Different applications of the library have already been described in the literature. Regarding the generation of synthetic data in itself, Raimbault and Perret (2019) show that the building configuration generators are complementary to reproduce a large sample of existing configurations in European cities. Raimbault (2018a) shows that the reaction-diffusion morphogenesis model is flexible enough to capture most existing urban forms of population distributions across Europe also. Raimbault (2019a) shows that it is possible to weakly couple the population density generator with the gravity-breakdown network generator, and that correlations between urban form and network indicators can be modulated this way. Raimbault (2019b) does a similar coupling in a dynamic way and shows that the co-evolution between road network and population distribution can be modeled this way.

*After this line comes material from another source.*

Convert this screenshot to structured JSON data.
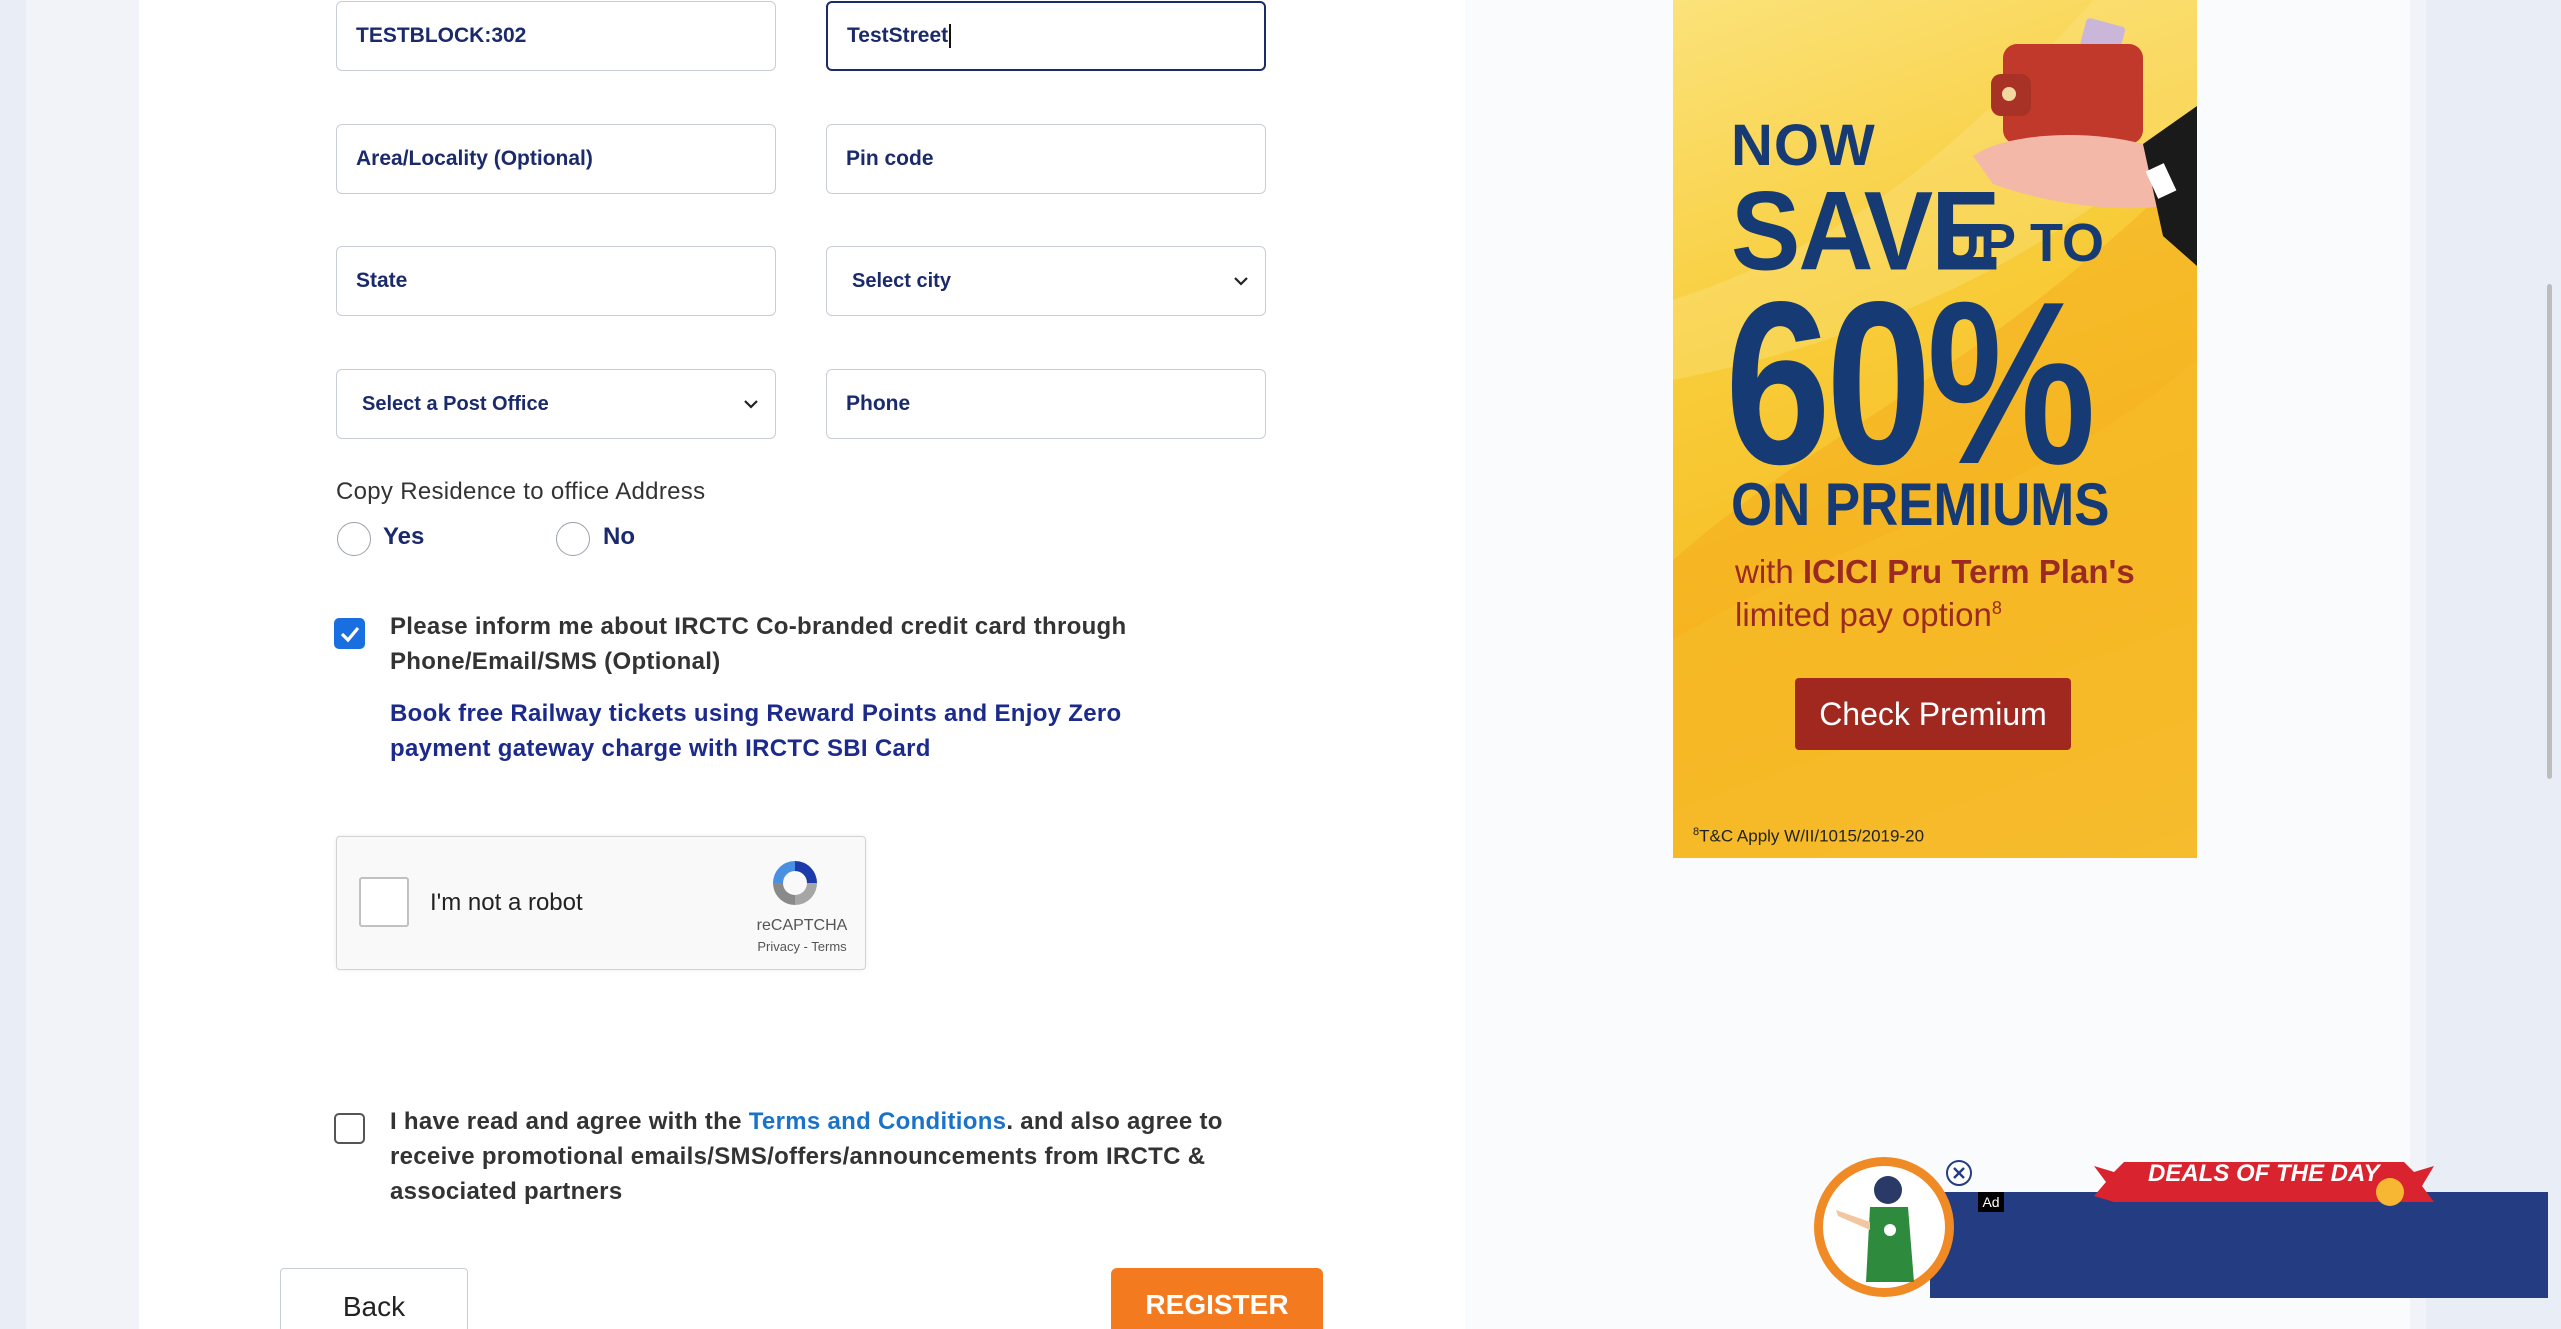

For the application of the library to spatial sensitivity analysis, Raimbault et al. (2019) apply the population distribution generator to two textbook geosimulation models (Schelling and Sugarscape models), and show that model outcomes are affected by the spatial configuration not only quantitatively in a considerable way, but also qualitatively in terms of behavior of model phase diagram. Raimbault (2020) shows that the SimpopNet model introduced by Schmitt (2014) for the co-evolution of cities and transportation networks is highly sensitive both to initial population distribution across cities and to the initial transportation network structure.
Beyond the direct application of the library to study the spatial sensitivity of geosimulation models, several developments can be considered. The inclusion of network and vector generation methods into OpenMOLE is currently explored, but remains not straightforward in particular because of the constraint to represent workflow prototypes as primary data structures, to ensure interoperability when embedding different models and languages. More detailed and operational transportation network capabilities are also currently being implemented into the library, including multi-modal transportation network computation and accessibility computation. Specific methods tailored for the validation of Land-use Transport Models are elaborated, such as correlated noise perturbation across different layers (coupling population and employment for example), or transportation infrastructure development scenarios. The strong coupling of generators into co-evolutive models such as done by Raimbault (2019b) is being more thoroughly investigate in order to provide such coupled generators as primitives. This library and its integration with the OpenMOLE software should thus foster the development of more thorough geosimulation models validation practices, and therein strengthen the confidence in the results obtained with such models.